A Poem For Friday
1 hour and 17 minutes
Life is passing by.
Ambulances scream to corners
and howl their way
to waiting open mouthed
emergency entrances
where nurses wait with sign in
sheets. The place is a freakish
resemblance of a hotel with
helpful yelling old folk volunteers
who always know best. Huffy Henry
hid the day and off went pop like a
seething sports father whose only
son is gay.
xi psi
You are a fraternity looking for a sorority.
I am a dead poet looking for a live reader.
You are all sports and no action, and I
am all books and no fiction. You are a
mechanic, fixing parts with nimble fingers,
but I’m a performer with quiet audiences.

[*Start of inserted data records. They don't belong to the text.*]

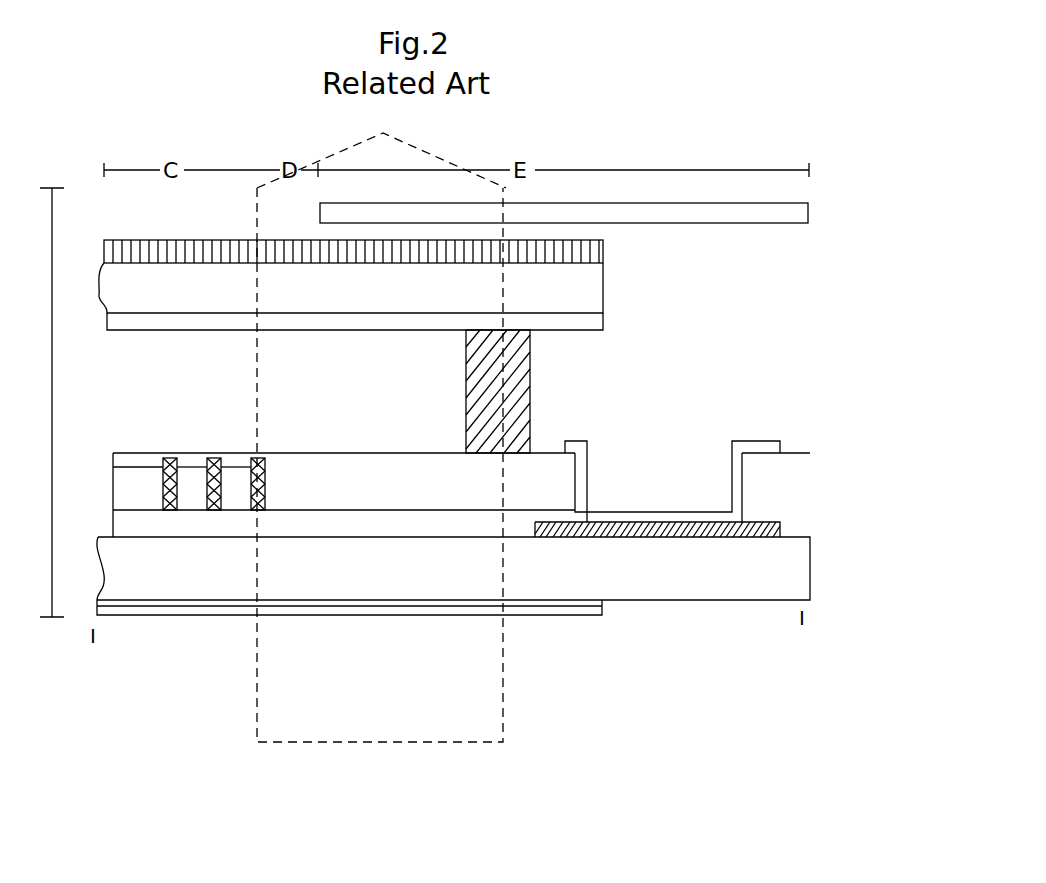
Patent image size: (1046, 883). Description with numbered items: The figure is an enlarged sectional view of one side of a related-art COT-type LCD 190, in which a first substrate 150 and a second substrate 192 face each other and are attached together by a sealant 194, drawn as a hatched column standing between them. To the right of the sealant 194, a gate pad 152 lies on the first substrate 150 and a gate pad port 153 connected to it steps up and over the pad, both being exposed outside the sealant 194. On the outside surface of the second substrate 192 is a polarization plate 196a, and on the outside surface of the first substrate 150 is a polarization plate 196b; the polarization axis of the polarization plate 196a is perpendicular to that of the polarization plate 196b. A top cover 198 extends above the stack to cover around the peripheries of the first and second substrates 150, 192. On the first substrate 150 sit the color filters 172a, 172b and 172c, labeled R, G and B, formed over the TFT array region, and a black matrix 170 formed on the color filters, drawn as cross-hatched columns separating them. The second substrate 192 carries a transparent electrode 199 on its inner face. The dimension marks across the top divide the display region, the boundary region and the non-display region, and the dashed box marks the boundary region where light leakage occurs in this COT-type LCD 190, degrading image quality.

The first substrate 150 is at (768, 578).
The gate pad 152 is at (645, 537).
The gate pad port 153 is at (752, 441).
The black matrix 170 is at (170, 445).
The color filter 172a is at (137, 467).
The color filter 172b is at (195, 467).
The color filter 172c is at (240, 458).
The COT-type LCD 190 is at (53, 402).
The second substrate 192 is at (590, 283).
The sealant 194 is at (530, 392).
The polarization plate 196a is at (212, 240).
The polarization plate 196b is at (182, 615).
The top cover 198 is at (808, 213).
The transparent electrode 199 is at (603, 318).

Despite such vast differences, in the now
in-between places where we meet, far
down the road from Greek Row.
As We Turn
In the close world
I no longer need glasses.
I see everything clearly:
hair of pillar strength
and planetary universes
gleaming from glowing
orbs within orbs . . . .
Up here where the air is
thin I get high with
anticipation breathing you
in and out. In this world
there are no others,
but they will come.
God of Words
The hours roll up the sleeves
of beauty, and your Words
are cutting and pertinent. I
watch the ticking, taking the slivers
with them, and I’m forced to
watch your entourage get bigger after
every session. Something that
I yearn to do in a quickening of
steps and a running after you, but
I have nothing to offer you god of
Words. God of all I don’t want to be.